Got a new iron yesterday who wanted unto meet for coffee today but I had loads to do so declined - glad I did as he is starting to get a bit live bombing in his messages - I'm beginning to wonder if there are any normal men out there ! I'm so glad for this thread - at least I know it's not just me

Pamelaaa · 22/04/2018 17:33

Hello ladies. I wondered if I could ask for your thoughts / advice about my current situation.
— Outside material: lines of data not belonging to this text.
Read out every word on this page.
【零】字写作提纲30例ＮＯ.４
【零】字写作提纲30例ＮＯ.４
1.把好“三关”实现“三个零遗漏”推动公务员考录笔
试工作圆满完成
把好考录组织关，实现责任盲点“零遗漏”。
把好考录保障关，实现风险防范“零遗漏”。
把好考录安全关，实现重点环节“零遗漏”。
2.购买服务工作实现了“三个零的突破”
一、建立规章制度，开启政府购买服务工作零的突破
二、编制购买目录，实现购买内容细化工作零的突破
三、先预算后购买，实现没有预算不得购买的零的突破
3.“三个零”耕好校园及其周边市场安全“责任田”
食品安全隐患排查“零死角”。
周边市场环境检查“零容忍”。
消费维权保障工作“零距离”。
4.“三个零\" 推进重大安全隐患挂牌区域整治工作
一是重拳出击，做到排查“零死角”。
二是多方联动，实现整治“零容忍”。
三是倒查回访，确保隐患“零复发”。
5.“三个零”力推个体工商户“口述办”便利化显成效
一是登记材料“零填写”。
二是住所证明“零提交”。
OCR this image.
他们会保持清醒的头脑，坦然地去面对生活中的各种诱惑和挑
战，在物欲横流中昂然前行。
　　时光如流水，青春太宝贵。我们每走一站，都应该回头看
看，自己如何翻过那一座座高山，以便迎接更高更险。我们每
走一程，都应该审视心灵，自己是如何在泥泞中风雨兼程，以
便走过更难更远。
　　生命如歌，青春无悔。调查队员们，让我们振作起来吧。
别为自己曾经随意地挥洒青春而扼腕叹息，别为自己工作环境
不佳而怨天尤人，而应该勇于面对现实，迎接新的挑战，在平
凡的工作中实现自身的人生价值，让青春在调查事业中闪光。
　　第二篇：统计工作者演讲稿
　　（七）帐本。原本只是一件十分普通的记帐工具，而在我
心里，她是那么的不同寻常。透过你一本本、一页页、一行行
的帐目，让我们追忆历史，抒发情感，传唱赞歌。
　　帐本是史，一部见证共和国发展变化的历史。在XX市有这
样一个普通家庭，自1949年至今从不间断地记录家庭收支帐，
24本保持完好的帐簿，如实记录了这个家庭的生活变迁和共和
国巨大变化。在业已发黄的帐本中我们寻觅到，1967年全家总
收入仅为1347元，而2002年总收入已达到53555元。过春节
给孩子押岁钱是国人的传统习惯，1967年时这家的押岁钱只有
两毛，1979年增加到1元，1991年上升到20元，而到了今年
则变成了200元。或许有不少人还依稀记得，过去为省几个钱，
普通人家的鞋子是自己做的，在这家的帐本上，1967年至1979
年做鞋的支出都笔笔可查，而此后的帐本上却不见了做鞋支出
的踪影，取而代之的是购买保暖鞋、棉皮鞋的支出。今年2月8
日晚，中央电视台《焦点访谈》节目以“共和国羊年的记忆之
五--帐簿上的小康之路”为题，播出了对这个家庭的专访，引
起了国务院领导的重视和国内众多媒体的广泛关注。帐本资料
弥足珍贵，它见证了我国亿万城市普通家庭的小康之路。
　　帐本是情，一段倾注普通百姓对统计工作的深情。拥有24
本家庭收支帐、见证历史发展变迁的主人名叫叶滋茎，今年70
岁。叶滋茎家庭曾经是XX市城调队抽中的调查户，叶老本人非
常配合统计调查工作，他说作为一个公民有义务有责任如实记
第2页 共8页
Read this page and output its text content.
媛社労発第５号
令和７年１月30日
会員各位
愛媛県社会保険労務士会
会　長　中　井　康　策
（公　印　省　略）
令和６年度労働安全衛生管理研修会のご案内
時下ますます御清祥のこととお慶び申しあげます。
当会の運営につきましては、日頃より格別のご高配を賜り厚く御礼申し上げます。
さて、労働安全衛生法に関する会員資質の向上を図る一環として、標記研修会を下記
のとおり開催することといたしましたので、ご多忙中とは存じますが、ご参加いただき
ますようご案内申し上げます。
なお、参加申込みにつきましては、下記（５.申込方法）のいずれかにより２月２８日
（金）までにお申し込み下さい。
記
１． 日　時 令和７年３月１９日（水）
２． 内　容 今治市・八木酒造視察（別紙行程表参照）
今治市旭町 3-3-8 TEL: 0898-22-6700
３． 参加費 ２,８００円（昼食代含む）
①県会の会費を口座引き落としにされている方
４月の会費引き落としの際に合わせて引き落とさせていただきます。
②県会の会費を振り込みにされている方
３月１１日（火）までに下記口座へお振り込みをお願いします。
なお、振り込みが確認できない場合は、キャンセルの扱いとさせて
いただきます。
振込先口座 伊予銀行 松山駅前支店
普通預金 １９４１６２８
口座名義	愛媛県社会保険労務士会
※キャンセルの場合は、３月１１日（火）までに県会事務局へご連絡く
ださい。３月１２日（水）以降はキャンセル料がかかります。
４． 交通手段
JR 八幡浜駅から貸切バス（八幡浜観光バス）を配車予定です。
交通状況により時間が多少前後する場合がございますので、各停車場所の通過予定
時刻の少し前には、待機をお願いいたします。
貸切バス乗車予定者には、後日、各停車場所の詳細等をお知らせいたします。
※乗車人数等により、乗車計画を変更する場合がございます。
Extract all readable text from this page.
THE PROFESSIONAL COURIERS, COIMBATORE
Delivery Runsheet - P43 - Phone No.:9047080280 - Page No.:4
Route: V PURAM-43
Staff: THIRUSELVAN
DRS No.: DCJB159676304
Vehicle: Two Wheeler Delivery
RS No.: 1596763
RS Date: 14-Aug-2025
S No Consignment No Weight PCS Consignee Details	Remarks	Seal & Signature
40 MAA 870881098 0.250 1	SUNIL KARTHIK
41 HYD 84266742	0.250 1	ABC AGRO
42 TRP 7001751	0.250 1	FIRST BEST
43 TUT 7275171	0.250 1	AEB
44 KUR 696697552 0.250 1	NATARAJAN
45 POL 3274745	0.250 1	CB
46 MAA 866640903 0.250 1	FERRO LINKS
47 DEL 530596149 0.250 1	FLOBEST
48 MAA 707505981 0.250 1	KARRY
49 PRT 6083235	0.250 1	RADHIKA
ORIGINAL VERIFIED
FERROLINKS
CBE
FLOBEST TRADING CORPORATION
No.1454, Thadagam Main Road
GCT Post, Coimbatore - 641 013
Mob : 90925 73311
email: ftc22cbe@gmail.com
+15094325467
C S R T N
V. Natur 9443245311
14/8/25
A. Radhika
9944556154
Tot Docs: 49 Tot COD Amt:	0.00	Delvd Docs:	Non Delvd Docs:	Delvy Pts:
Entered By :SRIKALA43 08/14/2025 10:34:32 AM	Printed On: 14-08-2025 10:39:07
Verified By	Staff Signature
I started chatting to a man at the beginning of February on tinder. He is very lovely and attentive, texting every morning and evening. We live over an hour apart and because of various plans that we already both had we have only met up about 5 times including a weekend away. He has been in Australia for a month and so we have had limited contact but something most days, always initiated by him.
I haven’t been on the dating scene for a long time so all this is new to me. We haven’t had any discussions about being exclusive or about what this is. I am not seeing anyone else and al5hough we haven’t discussed it I don’t believe he is either.
So I guess my questions are about at what point do we discuss Exclusivity, where we are going etc . I don’t want to appear clingy or needy or want to put any pressure on things but I guess I feel that as I only want a relationship I don’t want to waste time and energy and emotions on someone who doesn’t. Also do you have any suggestions about how I word things?

I hope all that makes sense. By the way we are both in our 50s.